And he's made the most of those opportunities by recording four tackles, including a tackle for a loss. While he would like to have made more tackles than that, his main job is controlling his section of the line of scrimmage.
"My job is to make sure I stay in my gap," said Devin. "And if somebody tries to block me down I just make sure that I maintain my spot and work towards the gap that has been collapsed."
As far as blocking him down, you might think that wouldn't be that difficult considering he's just 260 pounds.
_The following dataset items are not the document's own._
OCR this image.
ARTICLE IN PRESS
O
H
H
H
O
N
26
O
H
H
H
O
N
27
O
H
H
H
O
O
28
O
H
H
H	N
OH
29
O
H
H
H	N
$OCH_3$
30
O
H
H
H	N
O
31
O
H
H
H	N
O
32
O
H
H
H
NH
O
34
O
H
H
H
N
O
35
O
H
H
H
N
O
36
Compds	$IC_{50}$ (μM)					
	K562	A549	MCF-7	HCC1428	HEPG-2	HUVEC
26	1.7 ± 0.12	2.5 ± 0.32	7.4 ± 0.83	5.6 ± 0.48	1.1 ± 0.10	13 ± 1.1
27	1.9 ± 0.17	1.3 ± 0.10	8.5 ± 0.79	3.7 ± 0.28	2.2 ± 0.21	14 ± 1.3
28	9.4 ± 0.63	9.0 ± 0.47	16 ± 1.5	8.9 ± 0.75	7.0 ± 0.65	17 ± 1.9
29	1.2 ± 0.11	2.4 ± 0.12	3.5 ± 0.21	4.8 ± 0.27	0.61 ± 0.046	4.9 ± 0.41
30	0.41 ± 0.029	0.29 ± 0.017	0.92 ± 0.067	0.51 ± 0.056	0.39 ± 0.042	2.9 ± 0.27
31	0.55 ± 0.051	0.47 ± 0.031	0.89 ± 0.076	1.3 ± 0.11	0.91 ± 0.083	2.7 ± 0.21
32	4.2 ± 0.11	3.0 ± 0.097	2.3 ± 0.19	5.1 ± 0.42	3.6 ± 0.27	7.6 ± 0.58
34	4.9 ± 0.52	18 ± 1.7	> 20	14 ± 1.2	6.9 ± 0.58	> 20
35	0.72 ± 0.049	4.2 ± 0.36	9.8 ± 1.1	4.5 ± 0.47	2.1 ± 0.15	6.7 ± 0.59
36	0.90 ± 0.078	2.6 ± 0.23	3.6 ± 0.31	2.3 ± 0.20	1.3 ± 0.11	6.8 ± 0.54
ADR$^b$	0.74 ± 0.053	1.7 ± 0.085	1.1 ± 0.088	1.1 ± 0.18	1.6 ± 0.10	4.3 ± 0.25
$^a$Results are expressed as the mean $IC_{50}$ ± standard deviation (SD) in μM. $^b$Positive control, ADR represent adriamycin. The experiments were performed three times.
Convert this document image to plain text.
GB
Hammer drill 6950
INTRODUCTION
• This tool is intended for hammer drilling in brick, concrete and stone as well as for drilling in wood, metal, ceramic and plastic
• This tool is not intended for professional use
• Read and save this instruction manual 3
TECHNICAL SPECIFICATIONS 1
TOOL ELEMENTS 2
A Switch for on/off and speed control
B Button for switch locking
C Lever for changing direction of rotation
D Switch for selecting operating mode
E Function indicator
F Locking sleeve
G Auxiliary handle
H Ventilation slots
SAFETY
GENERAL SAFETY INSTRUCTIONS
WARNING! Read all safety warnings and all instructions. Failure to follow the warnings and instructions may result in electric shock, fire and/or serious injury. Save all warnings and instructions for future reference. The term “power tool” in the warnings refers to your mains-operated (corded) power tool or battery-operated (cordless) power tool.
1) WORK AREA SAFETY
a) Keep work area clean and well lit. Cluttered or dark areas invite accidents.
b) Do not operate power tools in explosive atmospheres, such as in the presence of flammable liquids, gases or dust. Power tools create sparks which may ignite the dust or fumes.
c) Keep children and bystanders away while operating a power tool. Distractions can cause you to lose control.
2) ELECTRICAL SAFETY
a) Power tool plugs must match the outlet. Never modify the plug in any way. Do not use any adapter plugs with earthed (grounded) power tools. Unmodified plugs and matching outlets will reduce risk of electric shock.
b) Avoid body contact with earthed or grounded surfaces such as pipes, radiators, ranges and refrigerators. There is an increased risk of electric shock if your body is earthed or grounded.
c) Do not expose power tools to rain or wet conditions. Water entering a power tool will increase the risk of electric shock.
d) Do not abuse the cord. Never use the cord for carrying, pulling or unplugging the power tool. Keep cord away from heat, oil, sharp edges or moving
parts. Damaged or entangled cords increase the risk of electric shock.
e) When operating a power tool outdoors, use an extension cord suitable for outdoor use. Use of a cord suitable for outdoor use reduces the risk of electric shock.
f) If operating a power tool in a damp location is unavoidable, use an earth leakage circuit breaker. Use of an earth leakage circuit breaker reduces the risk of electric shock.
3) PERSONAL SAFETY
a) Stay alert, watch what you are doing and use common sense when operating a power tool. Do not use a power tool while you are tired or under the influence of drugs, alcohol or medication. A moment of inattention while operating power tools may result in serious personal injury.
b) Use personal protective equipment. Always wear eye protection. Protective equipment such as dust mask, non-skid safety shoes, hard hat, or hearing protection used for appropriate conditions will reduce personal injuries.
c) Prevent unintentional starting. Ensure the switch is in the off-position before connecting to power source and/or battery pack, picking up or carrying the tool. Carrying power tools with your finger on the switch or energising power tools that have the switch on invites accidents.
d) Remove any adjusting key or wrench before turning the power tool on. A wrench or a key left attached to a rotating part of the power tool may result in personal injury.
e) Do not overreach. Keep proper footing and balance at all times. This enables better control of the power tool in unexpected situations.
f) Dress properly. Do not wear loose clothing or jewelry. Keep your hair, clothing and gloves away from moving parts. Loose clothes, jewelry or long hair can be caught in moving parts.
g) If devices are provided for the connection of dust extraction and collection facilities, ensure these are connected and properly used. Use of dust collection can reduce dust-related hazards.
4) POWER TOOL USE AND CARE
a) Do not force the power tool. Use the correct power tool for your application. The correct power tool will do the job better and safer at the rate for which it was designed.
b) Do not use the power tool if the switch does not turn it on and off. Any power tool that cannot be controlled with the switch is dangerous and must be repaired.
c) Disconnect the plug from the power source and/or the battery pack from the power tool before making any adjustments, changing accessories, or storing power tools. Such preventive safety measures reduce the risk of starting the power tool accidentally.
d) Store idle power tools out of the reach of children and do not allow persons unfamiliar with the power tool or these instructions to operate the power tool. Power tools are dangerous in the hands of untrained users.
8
But Devin, a two-time high school power-lifting champion, not only uses his strength to his advantage but works hard perfecting his technique and footwork.
"I try to make sure I have less mental mistakes and do good technique," said Devin. "I spend extra time working on my footwork and anything else that needs to be corrected."
And the mental part of it also factors into his chance to be successful against guys 40 to 60 pounds heavier than him.
"I set my mindset so that I can't be defeated," said Devin. "If you stay in your gap and stay low you can do anything."
He had time to develop that mindset and work on his technique last season while sitting out as a redshirt.
"(Redshirting) helped me out," said Devin, who played his high school ball for coach Chris Purnell of Desoto Central High School in Olive Branch, Mississippi. "First of all I came in and I learned what (defensive line) Coach (David) Turner wanted me to do. After that, during the offseason I corrected the mistakes that I made last year so that I didn't have any mental errors. I worked on my footwork, my speed, my weight, really everything else so that I would be ready to go this season."
And that hard work has earned him playing time in all four games this season.